Outre les directions régionales (DARES) souvent épinglées, j’ai noté l’existence :

  • du Centre opérationnel de réception et de régulation des urgences sanitaires et sociales (CORRUSS),
  • du conseil restreint de défense,
  • de la réunion interministérielle sur la recherche et la coordination sanitaire,
  • de la réunion interministérielle pour la mobilisation économique,
  • de la cellule interministérielle de crise…

Il est difficile d’imaginer que ce nombre de cellules favorise la vitesse de réaction…

Par exemple, la coopération avec les cliniques n’était pas prévue, ni celle avec les vétérinaires qui disposaient pourtant les unes de lits, les autres de matériel. Heureusement il semble que le bon sens et l’urgence aient dans certains cas assez rapidement surmonté ou court-circuité les obstacles.

J’ai moi-même passé des séjours assez longs dans les hôpitaux à différentes époques de ma vie. N’ayant pas pu me défaire de ma déformation professionnelle d’analyse du travail, j’ai constaté, dès que j’ai été capable de marcher dans les couloirs, le fossé entre des soignants affairés et des administratifs bien plus tranquilles par ailleurs ignorants ou complices de petits abus de fournisseurs maîtrisant bien les procédures. 

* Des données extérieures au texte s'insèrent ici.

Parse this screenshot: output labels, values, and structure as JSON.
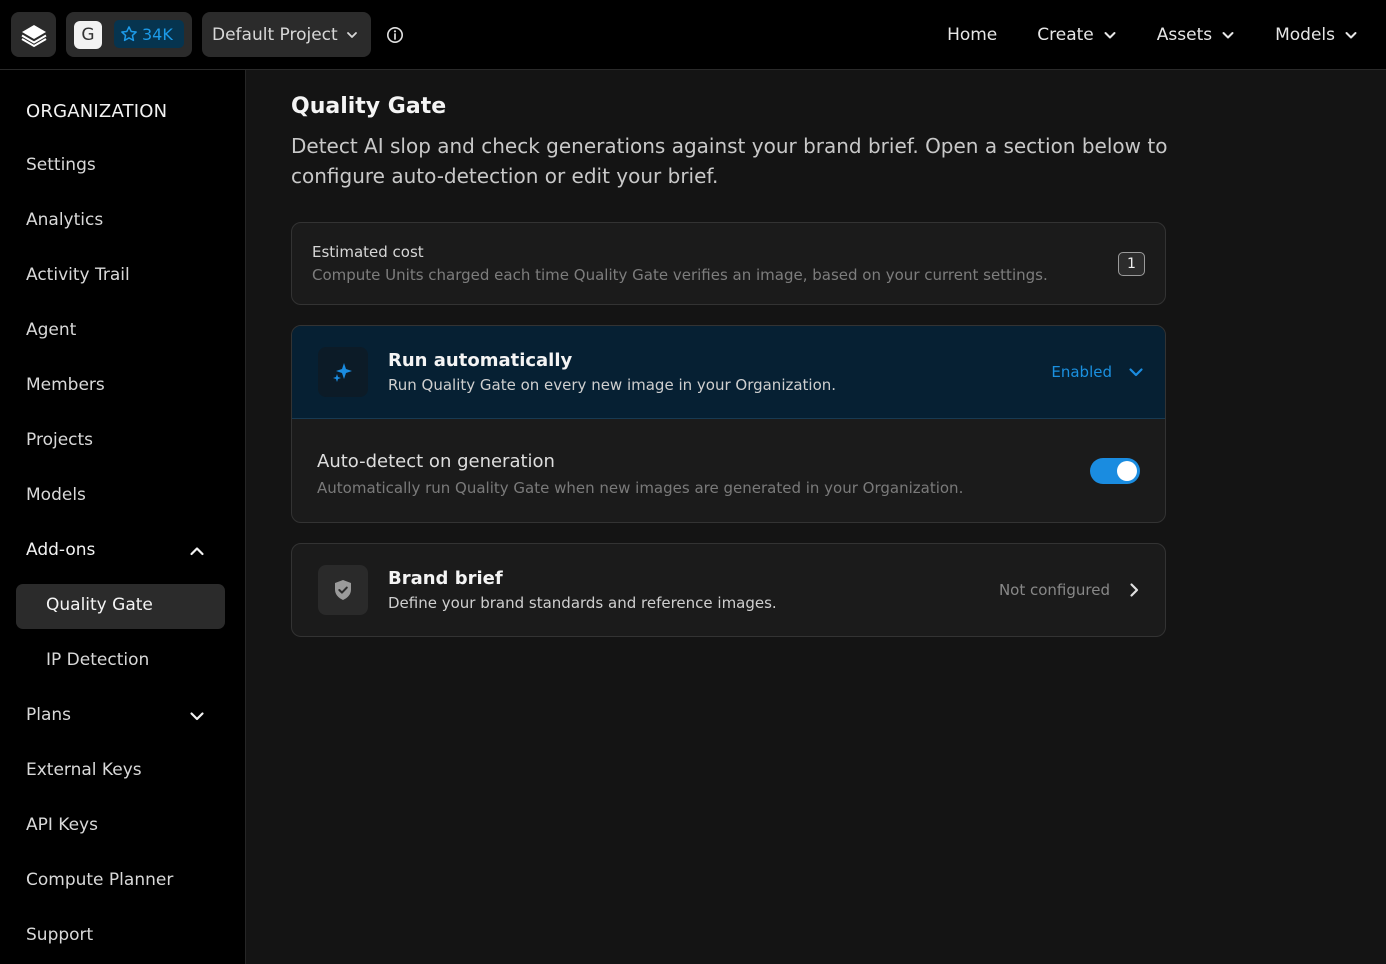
{
  "header": {
    "account_initial": "G",
    "stars": "34K",
    "project": "Default Project",
    "nav": [
      {
        "label": "Home"
      },
      {
        "label": "Create"
      },
      {
        "label": "Assets"
      },
      {
        "label": "Models"
      }
    ]
  },
  "sidebar": {
    "heading": "ORGANIZATION",
    "items": {
      "settings": "Settings",
      "analytics": "Analytics",
      "activity_trail": "Activity Trail",
      "agent": "Agent",
      "members": "Members",
      "projects": "Projects",
      "models": "Models",
      "addons": "Add-ons",
      "quality_gate": "Quality Gate",
      "ip_detection": "IP Detection",
      "plans": "Plans",
      "external_keys": "External Keys",
      "api_keys": "API Keys",
      "compute_planner": "Compute Planner",
      "support": "Support"
    }
  },
  "main": {
    "title": "Quality Gate",
    "description": "Detect AI slop and check generations against your brand brief. Open a section below to configure auto-detection or edit your brief.",
    "cost": {
      "title": "Estimated cost",
      "subtitle": "Compute Units charged each time Quality Gate verifies an image, based on your current settings.",
      "value": "1"
    },
    "run_auto": {
      "title": "Run automatically",
      "subtitle": "Run Quality Gate on every new image in your Organization.",
      "status": "Enabled",
      "setting_title": "Auto-detect on generation",
      "setting_subtitle": "Automatically run Quality Gate when new images are generated in your Organization.",
      "toggle_on": true
    },
    "brand": {
      "title": "Brand brief",
      "subtitle": "Define your brand standards and reference images.",
      "status": "Not configured"
    }
  },
  "colors": {
    "accent": "#1a8ce0",
    "run_header_bg": "#062033",
    "page_bg": "#141414"
  }
}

Bref dans une entreprise privée, on essaye de maîtriser les coûts. Dans l’administration, « un bon directeur » est celui qui accroît le nombre de postes, et tout le monde est content : « Il a bien vendu son service » : le coût est une vente, donc une recette ! Pensez à la mésaventure d’Alain Madelin racontée plus haut !

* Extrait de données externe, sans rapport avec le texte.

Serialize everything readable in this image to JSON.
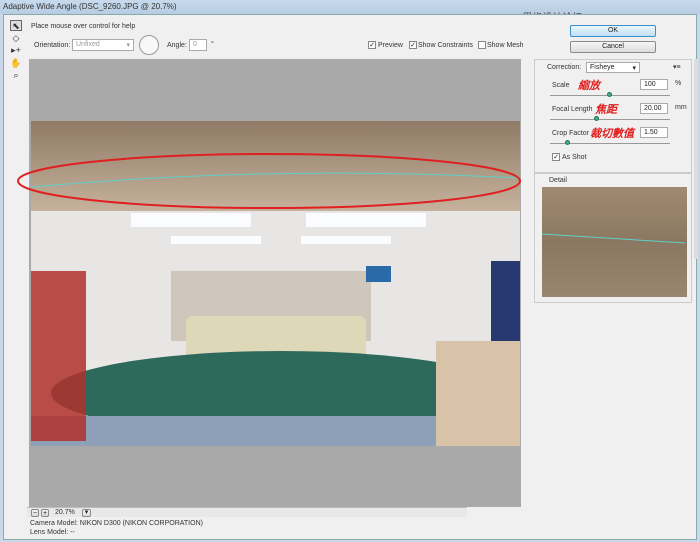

Au lieu de l’Ecole Centrale, j’aurais dû faire l’ENA, j’aurais trouvé que tout cela fonctionne logiquement et harmonieusement, au lieu d’aller bêtement sur le terrain essayer d’être efficace…

Yves Montenay

(*) Michel Crozier est un sociologue français, et, à mon avis, un père de la sociologie moderne « sérieuse », je veux dire loin du militantisme idéologique déguisé en recherche pour recevoir l’argent public. Il est le principal concepteur de l’analyse stratégique et de l’action collective en sociologie des organisations. Il est l’auteur de nombreux ouvrages dont « Le phénomène bureaucratique »  (1964), « La société bloquée » (1970), « L’entreprise à l’écoute » (1989).

 

La Traversée du Siècle, L’histoire depuis les années 50 et suivantes, évoquée à partir des souvenirs personnels d’Yves Montenay, féru de politique depuis son plus jeune âge.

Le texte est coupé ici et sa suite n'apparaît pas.